The food testers must think her food is easier or quicker to cook than it looks. However not sure what Kath’s excuse was she had hers in before the 45 minute cooking mark but pulled it out and could not tell even by looking at it that it was under cooked.
Conversely Julia put hers in with 41 minutes left on the clock she ended up with a perfectly cooked cake.
Andrew was in all sorts of trouble with time, however he did manage to throw Gary Mehigan a death stare as he was giving him instructions about the egg whites.
George helpfully told Julia had left the blast chiller open. However to be fair Maggie had helped Kath out with her caramel and Andrew with his egg whites.
However it is noticeable how the judges treat the different contestants.
Now if you a tall blonde and good looking female you get the leaning forward interested body language and the kind words.
Hell George even throws in a wink.
And Gary gives words of encouragement.
However if you are a near fifty, balding man you can expect tough questions and being looked at like you are KONY or in Masterchef speak a container of non-sponsored pre-packaged chicken stock.
George giving his best hard-arsed interrogation look.
Gary put the acid on Andrew by asking Maggie Beer if his cake was undercooked knowing full well it was.
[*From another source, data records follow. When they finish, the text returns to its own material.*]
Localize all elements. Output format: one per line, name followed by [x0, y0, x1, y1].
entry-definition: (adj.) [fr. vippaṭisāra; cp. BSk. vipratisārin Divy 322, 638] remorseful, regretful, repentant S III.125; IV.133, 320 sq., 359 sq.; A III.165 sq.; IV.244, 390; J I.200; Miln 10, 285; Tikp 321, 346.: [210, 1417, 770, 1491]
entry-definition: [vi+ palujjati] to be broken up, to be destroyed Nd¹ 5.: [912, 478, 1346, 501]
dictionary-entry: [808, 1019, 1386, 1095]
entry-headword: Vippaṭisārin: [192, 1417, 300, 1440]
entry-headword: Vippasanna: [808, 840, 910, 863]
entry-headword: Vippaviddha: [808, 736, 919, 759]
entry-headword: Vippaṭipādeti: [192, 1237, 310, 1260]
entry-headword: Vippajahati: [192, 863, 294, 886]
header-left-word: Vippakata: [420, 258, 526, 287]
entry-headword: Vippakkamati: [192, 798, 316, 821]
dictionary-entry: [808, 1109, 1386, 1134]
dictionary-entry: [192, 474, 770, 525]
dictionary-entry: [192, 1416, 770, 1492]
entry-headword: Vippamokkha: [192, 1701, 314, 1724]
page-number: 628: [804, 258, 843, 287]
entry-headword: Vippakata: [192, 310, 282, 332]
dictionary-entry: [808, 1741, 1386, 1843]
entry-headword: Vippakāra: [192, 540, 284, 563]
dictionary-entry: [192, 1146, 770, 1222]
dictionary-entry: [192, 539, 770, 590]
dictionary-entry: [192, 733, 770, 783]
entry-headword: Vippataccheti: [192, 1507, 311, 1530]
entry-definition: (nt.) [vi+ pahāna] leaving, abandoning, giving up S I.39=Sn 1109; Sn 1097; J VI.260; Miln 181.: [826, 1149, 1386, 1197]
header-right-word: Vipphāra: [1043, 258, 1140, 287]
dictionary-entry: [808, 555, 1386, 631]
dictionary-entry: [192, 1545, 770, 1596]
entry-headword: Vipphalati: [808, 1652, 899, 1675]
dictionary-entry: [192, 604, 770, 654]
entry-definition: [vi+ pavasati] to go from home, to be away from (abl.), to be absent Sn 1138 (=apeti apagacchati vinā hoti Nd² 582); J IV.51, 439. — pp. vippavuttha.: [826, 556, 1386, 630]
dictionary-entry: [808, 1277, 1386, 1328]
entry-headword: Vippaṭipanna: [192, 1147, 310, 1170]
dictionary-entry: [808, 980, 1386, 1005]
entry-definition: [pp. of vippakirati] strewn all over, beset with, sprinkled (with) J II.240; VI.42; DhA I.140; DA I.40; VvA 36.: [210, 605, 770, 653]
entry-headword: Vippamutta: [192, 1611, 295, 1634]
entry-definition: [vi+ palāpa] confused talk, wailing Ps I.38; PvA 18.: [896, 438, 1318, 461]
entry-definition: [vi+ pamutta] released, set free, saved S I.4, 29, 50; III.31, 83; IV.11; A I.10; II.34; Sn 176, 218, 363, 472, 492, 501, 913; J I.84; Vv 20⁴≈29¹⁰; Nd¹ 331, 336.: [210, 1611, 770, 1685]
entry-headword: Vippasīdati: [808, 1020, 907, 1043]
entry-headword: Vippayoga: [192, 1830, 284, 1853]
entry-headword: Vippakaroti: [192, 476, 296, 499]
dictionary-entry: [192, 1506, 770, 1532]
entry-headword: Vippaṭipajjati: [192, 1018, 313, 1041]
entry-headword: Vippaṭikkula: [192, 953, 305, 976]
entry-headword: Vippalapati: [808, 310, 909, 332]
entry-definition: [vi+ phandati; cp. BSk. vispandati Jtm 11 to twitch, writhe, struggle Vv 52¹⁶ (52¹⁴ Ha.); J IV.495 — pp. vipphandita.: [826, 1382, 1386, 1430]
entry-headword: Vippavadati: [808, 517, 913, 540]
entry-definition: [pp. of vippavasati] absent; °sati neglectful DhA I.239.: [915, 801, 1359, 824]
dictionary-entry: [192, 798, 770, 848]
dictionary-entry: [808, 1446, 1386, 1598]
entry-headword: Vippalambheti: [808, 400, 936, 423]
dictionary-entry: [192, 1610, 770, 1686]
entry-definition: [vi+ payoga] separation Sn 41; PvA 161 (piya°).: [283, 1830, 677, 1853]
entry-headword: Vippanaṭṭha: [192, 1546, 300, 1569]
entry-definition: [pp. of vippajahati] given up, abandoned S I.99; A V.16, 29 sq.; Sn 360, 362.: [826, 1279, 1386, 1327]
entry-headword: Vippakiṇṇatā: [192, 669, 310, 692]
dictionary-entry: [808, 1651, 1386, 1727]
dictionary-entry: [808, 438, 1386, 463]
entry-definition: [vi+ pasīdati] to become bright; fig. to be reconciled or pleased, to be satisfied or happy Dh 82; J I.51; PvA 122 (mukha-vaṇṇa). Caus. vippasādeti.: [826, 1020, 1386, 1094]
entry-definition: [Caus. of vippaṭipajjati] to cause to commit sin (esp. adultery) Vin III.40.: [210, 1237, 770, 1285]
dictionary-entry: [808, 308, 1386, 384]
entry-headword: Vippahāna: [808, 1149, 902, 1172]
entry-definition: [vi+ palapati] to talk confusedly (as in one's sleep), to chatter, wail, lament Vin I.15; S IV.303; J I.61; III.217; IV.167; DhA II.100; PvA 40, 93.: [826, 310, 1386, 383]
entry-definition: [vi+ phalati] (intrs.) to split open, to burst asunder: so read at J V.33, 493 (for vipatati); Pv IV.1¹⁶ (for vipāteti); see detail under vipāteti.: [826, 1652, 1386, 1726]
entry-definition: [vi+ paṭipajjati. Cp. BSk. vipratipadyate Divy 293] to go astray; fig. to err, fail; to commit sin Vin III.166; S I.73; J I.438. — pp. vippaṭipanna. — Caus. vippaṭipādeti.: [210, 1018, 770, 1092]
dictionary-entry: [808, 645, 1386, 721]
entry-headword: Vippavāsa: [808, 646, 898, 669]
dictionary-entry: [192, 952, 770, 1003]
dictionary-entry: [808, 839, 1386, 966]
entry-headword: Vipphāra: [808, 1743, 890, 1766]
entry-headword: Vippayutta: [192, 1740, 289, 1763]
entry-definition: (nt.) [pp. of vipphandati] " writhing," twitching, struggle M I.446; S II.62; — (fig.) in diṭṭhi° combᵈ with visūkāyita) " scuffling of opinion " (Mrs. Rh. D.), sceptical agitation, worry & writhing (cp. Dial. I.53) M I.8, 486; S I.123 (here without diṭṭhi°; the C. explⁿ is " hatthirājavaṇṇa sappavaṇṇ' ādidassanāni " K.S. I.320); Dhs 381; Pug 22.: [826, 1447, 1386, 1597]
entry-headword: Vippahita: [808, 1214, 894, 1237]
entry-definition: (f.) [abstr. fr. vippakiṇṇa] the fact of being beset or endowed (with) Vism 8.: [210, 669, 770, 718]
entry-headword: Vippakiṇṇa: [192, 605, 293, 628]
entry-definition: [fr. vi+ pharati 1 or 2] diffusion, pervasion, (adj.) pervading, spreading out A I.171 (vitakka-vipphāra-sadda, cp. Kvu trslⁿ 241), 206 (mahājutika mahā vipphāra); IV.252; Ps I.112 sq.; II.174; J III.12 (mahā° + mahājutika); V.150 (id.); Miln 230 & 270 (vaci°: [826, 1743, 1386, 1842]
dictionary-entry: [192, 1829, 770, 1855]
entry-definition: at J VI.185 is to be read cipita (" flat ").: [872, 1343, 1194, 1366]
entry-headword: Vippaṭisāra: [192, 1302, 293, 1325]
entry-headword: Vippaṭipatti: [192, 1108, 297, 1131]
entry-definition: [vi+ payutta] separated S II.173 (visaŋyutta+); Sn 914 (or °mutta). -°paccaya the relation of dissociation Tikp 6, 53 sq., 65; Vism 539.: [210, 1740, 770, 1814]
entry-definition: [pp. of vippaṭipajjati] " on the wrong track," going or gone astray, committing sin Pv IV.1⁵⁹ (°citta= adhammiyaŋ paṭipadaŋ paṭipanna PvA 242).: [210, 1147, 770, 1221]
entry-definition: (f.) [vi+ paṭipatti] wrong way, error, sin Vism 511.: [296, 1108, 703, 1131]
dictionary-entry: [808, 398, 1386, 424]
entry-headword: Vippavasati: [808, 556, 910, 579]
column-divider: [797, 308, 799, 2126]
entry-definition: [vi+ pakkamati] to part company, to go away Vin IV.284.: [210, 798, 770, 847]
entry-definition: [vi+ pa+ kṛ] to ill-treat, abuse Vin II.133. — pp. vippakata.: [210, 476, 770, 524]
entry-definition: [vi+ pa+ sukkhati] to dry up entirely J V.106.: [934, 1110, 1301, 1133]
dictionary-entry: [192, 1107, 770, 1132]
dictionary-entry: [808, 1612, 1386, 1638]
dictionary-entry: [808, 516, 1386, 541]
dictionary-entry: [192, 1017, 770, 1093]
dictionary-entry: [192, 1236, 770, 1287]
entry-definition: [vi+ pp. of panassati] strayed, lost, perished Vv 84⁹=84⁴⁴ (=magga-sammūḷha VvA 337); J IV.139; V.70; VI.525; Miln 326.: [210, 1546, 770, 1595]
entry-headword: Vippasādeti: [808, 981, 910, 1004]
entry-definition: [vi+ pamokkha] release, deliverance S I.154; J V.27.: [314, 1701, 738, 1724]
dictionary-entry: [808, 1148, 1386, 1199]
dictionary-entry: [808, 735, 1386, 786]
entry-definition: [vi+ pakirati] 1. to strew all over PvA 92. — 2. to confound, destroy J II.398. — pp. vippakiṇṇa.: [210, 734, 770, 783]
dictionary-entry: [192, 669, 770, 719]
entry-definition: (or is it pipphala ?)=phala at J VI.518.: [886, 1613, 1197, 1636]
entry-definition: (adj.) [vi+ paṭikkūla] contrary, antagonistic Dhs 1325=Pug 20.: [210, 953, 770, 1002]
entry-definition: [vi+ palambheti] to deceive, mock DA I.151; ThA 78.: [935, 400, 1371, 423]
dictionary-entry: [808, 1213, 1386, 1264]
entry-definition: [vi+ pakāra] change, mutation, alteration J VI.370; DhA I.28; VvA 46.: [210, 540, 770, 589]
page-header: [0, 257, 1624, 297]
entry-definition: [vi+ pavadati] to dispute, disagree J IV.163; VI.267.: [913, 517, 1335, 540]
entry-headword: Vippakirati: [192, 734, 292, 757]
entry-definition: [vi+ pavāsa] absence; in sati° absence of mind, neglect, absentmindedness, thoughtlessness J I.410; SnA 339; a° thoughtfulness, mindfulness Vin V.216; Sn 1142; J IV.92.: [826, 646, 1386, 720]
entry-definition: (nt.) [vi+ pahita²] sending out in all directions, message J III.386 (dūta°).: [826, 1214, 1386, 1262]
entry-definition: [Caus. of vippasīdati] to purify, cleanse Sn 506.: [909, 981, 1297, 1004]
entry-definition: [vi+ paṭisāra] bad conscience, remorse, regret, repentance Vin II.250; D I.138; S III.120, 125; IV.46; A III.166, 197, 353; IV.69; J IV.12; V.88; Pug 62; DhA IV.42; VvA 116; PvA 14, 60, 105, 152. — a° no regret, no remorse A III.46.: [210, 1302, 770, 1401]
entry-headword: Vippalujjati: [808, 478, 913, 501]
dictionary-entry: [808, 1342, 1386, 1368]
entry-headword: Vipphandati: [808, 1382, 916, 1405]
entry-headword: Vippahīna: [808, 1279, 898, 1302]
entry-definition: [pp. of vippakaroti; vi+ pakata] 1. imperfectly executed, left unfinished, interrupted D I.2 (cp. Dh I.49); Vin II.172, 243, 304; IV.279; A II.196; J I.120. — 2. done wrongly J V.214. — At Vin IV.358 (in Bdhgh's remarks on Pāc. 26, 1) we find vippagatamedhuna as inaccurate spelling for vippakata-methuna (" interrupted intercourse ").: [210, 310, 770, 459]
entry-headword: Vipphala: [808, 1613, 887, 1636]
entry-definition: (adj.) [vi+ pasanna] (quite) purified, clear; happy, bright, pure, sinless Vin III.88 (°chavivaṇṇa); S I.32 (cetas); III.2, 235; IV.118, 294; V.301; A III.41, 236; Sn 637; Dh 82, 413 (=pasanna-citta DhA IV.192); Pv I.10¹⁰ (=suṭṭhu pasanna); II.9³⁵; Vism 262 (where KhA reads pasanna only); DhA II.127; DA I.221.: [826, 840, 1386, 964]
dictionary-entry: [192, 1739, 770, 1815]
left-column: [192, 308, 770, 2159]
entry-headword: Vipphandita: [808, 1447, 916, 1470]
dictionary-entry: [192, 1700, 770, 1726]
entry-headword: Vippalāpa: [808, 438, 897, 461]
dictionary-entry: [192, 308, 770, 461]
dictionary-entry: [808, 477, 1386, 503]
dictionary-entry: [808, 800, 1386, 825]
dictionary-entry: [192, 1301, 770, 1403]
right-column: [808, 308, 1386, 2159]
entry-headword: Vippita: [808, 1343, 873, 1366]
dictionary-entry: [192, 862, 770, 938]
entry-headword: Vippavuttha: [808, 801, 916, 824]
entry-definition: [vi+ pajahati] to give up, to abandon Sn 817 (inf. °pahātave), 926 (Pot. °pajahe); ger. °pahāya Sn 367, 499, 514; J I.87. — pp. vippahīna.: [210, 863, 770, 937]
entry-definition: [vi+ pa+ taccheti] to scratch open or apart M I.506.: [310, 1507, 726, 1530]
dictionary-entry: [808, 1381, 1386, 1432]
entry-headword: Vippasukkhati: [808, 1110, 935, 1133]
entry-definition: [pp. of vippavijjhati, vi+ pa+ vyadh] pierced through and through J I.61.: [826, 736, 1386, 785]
She was being polite, but Gary told him it was soupy.
Matt Preston was more positive he said “in terms of flavours he has really nailed it”.
Kath’s cake was not cooked at all. As the delightfully erudite Matt Preston said “the middle has slumped like shares on a Black Monday”, but Maggie said she had the best biscuit.
Because there were few faults with Julia’s cake she was safe. Then Kath was told she was going home. Andrew dodged a major bullet so hopefully he will start cooking up a storm or at the bare minimum keep on giving those judges the death stare.